Lázaro, I., F. Rueda, G. Cediel, E. Ortega, C. García-García, A. Sala-Vila, A. Bayés-Genís, 2020. Circulating omega-3 fatty acids and incident adverse events in patients with acute myocardial infarction. J Am Coll Cardiol. 76(18):2089-2097.
Background: Dietary omega-3 eicosapentaenoic acid (EPA) has multiple cardioprotective properties. The proportion of EPA in serum phosphatidylcholine (PC) mirrors dietary EPA intake during previous weeks. Circulating EPA in ST-segment elevation myocardial infarction (STEMI) relates to smaller infarct size and preserved long-term ventricular function.

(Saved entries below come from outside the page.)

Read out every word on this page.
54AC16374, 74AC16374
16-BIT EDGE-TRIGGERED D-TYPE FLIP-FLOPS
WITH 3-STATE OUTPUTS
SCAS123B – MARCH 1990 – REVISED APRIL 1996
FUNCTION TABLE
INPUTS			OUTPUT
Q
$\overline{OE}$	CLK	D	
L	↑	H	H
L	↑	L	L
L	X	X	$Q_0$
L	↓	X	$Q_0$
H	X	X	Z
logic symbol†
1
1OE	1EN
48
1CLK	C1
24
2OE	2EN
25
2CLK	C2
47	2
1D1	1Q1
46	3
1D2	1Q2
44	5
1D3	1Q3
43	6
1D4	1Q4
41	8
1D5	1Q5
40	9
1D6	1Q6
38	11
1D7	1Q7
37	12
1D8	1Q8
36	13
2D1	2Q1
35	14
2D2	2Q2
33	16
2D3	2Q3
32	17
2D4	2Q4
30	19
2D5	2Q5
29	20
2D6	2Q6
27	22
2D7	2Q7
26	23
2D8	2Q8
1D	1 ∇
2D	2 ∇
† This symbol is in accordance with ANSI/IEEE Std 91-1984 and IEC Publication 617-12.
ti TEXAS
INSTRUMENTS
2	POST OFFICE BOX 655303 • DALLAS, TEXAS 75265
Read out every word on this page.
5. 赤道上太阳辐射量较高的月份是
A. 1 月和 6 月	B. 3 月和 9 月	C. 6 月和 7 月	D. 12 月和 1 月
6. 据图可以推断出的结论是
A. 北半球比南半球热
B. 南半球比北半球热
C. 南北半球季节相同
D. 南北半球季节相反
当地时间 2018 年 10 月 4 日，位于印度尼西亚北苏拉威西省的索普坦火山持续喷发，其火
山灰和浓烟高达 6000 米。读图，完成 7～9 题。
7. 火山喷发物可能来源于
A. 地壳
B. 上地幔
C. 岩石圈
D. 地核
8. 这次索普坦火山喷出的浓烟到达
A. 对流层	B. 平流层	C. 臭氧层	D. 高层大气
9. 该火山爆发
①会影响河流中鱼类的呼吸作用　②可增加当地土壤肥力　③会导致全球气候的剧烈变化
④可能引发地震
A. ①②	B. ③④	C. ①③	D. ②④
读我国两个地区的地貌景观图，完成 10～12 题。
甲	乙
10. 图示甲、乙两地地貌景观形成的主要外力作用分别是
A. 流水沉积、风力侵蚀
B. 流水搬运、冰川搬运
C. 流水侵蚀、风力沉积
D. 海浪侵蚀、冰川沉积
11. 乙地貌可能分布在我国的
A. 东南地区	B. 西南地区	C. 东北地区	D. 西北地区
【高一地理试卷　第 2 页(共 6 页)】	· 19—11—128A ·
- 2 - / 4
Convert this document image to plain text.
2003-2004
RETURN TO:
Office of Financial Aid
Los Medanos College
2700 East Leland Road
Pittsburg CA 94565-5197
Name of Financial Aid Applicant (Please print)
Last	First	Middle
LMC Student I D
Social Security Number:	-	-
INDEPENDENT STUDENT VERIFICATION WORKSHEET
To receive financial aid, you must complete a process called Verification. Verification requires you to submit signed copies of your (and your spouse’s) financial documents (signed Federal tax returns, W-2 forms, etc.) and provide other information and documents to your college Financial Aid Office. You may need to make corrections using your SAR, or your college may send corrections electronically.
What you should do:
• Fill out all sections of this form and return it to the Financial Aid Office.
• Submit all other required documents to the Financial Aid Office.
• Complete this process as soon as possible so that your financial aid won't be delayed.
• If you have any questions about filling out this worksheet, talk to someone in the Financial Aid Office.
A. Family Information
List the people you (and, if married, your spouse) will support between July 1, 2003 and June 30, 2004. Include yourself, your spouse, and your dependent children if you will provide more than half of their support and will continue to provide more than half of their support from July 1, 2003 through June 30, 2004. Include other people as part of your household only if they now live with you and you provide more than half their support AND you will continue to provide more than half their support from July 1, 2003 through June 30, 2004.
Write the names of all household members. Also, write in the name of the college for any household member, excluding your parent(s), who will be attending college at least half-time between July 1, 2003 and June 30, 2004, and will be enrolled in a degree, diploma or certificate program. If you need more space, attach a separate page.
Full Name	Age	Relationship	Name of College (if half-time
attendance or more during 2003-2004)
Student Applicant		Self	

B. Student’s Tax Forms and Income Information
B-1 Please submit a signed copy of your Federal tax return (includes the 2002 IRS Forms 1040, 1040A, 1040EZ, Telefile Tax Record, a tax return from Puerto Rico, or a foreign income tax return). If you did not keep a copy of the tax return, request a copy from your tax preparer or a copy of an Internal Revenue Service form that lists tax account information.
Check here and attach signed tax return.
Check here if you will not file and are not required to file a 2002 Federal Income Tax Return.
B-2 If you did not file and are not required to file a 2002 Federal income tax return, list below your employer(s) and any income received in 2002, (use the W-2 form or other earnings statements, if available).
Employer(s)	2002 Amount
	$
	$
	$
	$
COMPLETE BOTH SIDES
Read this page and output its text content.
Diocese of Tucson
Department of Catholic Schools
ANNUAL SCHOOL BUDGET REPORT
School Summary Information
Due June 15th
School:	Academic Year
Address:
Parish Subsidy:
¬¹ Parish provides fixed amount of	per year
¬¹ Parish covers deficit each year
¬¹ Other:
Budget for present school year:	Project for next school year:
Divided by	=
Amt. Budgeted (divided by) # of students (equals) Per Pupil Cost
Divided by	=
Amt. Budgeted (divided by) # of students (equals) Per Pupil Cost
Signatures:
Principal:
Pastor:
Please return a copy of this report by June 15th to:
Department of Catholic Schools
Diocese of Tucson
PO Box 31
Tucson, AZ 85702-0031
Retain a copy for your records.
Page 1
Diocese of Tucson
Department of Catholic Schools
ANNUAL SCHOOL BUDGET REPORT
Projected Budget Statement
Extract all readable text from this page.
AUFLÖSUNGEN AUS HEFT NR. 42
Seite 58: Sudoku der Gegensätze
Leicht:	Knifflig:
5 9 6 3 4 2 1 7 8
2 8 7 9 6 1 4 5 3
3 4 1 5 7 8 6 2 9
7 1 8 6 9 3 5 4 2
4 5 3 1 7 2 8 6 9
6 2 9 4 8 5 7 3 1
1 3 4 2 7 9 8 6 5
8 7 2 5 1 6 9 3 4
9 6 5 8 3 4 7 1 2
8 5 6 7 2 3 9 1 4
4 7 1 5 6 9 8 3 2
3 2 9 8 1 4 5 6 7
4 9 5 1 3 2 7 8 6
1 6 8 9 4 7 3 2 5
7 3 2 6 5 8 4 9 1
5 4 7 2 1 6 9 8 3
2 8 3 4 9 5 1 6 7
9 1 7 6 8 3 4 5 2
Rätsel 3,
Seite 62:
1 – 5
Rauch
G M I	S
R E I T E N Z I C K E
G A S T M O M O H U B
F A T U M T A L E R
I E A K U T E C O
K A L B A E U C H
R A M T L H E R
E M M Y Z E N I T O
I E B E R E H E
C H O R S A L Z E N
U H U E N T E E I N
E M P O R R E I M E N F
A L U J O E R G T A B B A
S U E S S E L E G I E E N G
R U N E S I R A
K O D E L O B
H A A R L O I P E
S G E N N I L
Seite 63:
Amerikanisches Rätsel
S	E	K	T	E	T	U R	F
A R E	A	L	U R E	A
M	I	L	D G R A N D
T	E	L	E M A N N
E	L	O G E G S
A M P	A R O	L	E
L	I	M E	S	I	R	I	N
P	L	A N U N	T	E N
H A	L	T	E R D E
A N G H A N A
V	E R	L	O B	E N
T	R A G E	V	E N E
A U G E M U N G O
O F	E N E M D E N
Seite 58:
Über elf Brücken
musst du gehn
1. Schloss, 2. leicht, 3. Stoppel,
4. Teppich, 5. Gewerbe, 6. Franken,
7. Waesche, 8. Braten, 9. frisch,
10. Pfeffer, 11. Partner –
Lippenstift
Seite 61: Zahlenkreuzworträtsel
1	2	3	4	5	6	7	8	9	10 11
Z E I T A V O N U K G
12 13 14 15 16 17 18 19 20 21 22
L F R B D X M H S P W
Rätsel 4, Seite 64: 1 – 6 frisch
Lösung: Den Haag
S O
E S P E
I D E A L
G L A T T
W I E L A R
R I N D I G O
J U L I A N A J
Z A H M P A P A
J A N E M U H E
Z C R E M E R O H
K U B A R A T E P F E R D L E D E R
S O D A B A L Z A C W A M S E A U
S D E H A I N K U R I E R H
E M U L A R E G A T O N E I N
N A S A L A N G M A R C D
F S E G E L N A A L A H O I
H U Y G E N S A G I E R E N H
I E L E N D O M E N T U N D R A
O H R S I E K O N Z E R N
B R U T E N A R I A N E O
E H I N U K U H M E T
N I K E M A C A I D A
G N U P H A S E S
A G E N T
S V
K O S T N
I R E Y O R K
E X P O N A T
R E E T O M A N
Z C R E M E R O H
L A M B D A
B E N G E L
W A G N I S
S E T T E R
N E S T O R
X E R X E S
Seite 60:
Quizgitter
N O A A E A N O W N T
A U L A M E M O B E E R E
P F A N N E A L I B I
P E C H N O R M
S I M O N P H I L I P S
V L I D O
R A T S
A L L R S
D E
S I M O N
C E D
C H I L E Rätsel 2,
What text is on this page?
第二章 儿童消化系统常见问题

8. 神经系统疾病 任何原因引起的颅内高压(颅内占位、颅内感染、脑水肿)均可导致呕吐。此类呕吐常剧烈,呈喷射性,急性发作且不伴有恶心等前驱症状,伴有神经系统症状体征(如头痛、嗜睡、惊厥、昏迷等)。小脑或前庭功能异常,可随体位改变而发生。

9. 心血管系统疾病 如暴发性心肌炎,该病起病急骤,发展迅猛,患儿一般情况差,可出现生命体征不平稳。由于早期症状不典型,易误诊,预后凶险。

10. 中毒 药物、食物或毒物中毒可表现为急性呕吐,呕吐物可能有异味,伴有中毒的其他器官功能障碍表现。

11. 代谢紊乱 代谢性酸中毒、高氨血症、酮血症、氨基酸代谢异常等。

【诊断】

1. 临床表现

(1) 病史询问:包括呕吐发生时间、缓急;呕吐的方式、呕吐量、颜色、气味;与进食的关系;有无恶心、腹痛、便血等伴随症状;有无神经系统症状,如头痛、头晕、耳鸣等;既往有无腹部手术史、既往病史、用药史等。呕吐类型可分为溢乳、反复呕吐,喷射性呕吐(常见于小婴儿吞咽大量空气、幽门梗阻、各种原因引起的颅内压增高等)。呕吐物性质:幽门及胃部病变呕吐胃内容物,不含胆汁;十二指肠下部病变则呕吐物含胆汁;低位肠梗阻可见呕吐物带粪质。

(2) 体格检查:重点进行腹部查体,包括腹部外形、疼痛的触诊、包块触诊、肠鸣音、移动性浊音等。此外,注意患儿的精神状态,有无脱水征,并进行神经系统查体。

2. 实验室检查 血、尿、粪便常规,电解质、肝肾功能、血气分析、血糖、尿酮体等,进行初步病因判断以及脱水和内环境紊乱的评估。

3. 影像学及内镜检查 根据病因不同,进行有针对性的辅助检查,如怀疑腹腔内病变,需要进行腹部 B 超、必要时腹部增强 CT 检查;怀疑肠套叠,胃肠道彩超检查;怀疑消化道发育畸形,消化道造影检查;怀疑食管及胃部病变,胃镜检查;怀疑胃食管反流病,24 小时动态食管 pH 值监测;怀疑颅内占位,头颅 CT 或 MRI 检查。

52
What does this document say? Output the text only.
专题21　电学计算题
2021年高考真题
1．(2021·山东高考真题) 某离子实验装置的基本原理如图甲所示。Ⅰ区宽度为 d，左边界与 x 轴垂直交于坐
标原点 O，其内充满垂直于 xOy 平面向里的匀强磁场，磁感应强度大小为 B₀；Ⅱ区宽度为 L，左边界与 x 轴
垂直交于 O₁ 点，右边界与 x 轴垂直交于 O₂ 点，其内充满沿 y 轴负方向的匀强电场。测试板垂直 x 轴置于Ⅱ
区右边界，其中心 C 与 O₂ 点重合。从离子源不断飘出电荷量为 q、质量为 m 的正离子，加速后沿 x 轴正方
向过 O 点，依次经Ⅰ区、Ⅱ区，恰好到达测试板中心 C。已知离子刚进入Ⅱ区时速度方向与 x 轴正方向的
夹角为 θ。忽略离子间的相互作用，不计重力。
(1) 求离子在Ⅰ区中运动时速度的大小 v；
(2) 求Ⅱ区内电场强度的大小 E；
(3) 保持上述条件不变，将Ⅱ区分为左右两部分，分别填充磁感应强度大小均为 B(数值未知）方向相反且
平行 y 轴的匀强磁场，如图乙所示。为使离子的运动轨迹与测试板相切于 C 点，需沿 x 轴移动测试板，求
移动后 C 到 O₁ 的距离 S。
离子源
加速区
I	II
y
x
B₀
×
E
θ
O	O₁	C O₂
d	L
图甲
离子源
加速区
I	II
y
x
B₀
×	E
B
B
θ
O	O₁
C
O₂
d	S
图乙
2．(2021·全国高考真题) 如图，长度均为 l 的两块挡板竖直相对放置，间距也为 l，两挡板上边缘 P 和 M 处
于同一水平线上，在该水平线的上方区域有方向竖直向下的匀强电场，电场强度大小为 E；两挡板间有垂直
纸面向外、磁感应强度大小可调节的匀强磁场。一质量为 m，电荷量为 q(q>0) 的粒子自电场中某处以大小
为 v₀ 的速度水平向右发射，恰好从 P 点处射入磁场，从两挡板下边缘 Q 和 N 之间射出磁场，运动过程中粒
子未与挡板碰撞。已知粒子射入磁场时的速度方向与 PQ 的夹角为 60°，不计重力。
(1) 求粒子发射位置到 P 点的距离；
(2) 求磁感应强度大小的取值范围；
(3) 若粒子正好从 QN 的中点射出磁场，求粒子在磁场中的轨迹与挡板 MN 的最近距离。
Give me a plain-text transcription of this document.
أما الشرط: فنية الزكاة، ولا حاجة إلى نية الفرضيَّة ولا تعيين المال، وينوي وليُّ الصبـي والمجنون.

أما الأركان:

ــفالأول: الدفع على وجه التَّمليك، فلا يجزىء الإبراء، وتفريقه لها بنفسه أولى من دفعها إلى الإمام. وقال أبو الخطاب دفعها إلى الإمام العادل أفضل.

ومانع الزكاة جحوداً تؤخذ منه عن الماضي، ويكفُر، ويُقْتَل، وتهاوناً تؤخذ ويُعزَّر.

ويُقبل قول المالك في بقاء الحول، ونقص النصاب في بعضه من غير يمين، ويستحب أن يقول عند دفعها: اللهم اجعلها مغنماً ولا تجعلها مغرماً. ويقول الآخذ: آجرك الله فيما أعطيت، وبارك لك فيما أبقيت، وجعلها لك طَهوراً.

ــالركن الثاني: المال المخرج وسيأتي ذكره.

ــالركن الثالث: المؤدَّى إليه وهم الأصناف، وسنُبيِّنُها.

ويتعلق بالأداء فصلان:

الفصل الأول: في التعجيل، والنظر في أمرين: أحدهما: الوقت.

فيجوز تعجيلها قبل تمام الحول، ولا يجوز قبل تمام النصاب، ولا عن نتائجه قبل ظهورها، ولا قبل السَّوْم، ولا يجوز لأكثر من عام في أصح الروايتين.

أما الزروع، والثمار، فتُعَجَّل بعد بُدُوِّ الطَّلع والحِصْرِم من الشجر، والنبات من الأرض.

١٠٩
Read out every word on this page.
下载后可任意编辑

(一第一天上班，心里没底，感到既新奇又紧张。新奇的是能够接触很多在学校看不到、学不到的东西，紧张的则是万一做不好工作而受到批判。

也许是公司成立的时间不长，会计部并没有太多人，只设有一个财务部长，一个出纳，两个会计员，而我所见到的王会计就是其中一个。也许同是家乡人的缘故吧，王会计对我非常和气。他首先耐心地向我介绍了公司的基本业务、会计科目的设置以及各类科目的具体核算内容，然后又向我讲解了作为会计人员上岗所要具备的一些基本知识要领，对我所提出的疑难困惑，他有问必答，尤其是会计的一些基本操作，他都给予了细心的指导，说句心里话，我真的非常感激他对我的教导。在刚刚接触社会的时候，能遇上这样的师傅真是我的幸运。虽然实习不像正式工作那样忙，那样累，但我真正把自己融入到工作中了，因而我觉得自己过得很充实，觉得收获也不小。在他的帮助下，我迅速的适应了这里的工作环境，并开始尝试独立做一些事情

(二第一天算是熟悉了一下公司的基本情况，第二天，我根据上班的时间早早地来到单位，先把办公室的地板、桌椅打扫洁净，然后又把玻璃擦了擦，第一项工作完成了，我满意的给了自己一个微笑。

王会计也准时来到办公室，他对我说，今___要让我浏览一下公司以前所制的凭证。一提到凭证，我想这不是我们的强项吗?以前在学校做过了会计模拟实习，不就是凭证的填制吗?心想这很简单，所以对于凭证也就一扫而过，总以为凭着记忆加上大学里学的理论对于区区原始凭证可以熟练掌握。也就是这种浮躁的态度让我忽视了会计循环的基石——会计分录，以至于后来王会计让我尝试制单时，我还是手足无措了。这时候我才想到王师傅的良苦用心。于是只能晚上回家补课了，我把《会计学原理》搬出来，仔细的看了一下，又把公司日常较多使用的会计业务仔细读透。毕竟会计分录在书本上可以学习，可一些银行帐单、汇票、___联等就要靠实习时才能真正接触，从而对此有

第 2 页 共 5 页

Objectives The authors investigated whether serum-PC EPA (proxy for marine omega-3 consumption) levels at the time of STEMI were associated with a lower incidence of major adverse cardiovascular events (MACE), all-cause mortality, and readmission for cardiovascular (CV) causes at 3 years’ follow-up. We also explored the association of alpha-linolenic acid (ALA, proxy for vegetable omega-3 intake) with all-cause mortality and MACE. Methods: The authors prospectively included 944 consecutive patients with STEMI (mean age 61 years, 209 women) undergoing primary percutaneous coronary intervention. We determined serum-PC fatty acids with gas chromatography. Results: During follow-up, 211 patients had MACE, 108 died, and 130 were readmitted for CV causes. A Cox proportional hazards model adjusted for known clinical predictors showed that serum-PC EPA at the time of STEMI was inversely associated with both incident MACE and CV readmission (hazard ratio [HR]: 0.76; 95% confidence interval [CI]: 0.62 to 0.94, and HR: 0.74; 95% CI: 0.58 to 0.95, respectively, for a 1-standard deviation [SD] increase). Serum-PC ALA was inversely related to all-cause mortality (HR: 0.65; 95% CI: 0.44 to 0.96, for a 1-SD increase). Conclusions: Elevated serum-PC EPA and ALA levels at the time of STEMI were associated with a lower risk of clinical adverse events. Consumption of foods rich in these fatty acids might improve the prognosis of STEMI.